Es ist ein alter Edeka-Werbespot - und trotzdem zog er Ende Januar massenweise Schüler bei der Berufs- und Studienbörse in Lichtenfels an. Warum? Mit der Virtual-Reality-Brille, kurz VR-Brille, wird der Spot hautnah miterlebt. Über diese aufgesetzte Brille erlebt der Zuschauer die Situation aus einem persönlichen Blickwinkel mit - er steht erst auf dem Acker, sitzt dann auf dem Traktor. Durch das dreidimensionale Bild ist er zumindest visuell vor Ort. So viel zur Technik.
VR-Brille in Ausbildung einsetzen
Doch was hat das mit dem Einzelhandel zu tun? Noch nichts, künftig jedoch viel, hofft Christian Werner, Geschäftsführer der Edeka-Filialen in Lichtenfels, Bad Staffelstein, Burgkunstadt und Michelau.
"Die VR-Brille ist ein heißes Thema bei den Jugendlichen. Wir versuchen uns von anderen Unternehmen abzusetzen", erklärt der 37-Jährige. Ein Weg, das zu erreichen, ist auf die Interessen der Jugendlichen einzugehen, weiß der Geschäftsführer. "Wir haben es bei der Berufsbörse im Gymnasium gemerkt: Einer hatte die Brille auf, die restlichen Wartenden konnten wir in der Zwischenzeit über unsere Berufe aufklären." Mitarbeiter im Einzelhandel leisten mehr, als nur Regale einzuräumen und an der Kasse zu sitzen, sagt Werner.
In Kooperation mit der Zentrale in Hamburg entwickelte sich vor zwei Jahren die Idee, mit der VR-Brille die Vielfalt des Unternehmens darzustellen. Davon sollen in Zukunft vor allem die 25 Auszubildenden - alleine vier davon sind in Bad Staffelstein - profitieren. Von momentan etwa 227 Mitarbeitern machen diese derzeit immerhin zehn Prozent aus. "Es ist interessant, weil wir so Prozesse außerhalb des Marktes besser erklären können, zum Beispiel die Logistik oder die Herstellungsprozesse - auch in Übersee.
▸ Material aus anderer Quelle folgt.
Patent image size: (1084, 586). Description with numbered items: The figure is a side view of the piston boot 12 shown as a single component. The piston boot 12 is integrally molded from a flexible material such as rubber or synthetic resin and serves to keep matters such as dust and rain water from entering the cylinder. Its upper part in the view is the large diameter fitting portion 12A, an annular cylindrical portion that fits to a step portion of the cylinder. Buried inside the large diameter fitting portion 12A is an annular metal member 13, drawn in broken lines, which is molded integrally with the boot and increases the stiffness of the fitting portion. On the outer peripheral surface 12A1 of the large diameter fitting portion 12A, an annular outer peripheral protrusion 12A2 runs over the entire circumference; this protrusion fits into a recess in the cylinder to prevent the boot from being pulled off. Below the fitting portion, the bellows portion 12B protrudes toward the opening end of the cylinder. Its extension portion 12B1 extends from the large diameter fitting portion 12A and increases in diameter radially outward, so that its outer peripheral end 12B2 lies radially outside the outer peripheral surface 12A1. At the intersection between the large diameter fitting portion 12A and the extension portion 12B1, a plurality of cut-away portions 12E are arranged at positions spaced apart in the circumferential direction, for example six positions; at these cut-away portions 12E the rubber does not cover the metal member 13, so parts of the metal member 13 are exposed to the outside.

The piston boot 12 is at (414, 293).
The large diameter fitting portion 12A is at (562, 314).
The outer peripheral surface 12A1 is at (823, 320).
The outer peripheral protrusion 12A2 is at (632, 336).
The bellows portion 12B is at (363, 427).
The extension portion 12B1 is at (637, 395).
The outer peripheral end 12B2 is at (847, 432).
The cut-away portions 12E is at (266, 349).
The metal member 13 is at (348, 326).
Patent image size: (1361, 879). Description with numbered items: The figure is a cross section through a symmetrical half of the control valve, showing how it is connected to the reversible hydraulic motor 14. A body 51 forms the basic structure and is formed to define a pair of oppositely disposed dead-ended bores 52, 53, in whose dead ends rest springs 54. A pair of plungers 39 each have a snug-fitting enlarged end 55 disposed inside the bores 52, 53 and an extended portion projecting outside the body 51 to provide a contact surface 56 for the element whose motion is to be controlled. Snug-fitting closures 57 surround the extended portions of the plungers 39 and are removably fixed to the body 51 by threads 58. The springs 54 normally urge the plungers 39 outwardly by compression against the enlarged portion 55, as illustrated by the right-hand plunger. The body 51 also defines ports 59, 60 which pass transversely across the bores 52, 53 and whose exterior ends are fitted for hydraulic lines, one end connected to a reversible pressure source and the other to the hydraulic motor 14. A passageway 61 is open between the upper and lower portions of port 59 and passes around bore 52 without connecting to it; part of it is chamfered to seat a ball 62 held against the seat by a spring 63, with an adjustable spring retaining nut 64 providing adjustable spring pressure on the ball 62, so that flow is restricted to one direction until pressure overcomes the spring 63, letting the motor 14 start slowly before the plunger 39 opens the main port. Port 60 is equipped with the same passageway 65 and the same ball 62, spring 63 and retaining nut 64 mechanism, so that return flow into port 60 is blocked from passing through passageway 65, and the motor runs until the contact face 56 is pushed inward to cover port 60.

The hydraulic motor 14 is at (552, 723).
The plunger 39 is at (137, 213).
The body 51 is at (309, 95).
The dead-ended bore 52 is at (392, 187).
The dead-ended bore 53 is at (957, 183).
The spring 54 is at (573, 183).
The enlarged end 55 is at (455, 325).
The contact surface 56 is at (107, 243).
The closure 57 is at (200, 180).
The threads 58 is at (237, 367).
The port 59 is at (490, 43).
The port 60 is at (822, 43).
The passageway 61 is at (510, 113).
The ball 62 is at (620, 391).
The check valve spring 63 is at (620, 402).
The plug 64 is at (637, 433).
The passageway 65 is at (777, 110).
Die Azubis sehen so nicht nur den Lkw im Markt ankommen, sondern lernen auch, wie es kommt, dass er voll ist", erklärt der 37- Jährige.
Gleichzeitig soll die Technik Wissen vermitteln - Lebensmittelkunde ist da nur ein möglicher Bereich. Auch Kundengespräche sollen künftig mit der VR-Brille simuliert werden. Aber dafür müsse die Technik noch weiterentwickelt werden. Frage-Antwort-Szenen seien derzeit noch nicht möglich, die Situation, dass ein verärgerter Kunde den Laden betritt, hingegen schon.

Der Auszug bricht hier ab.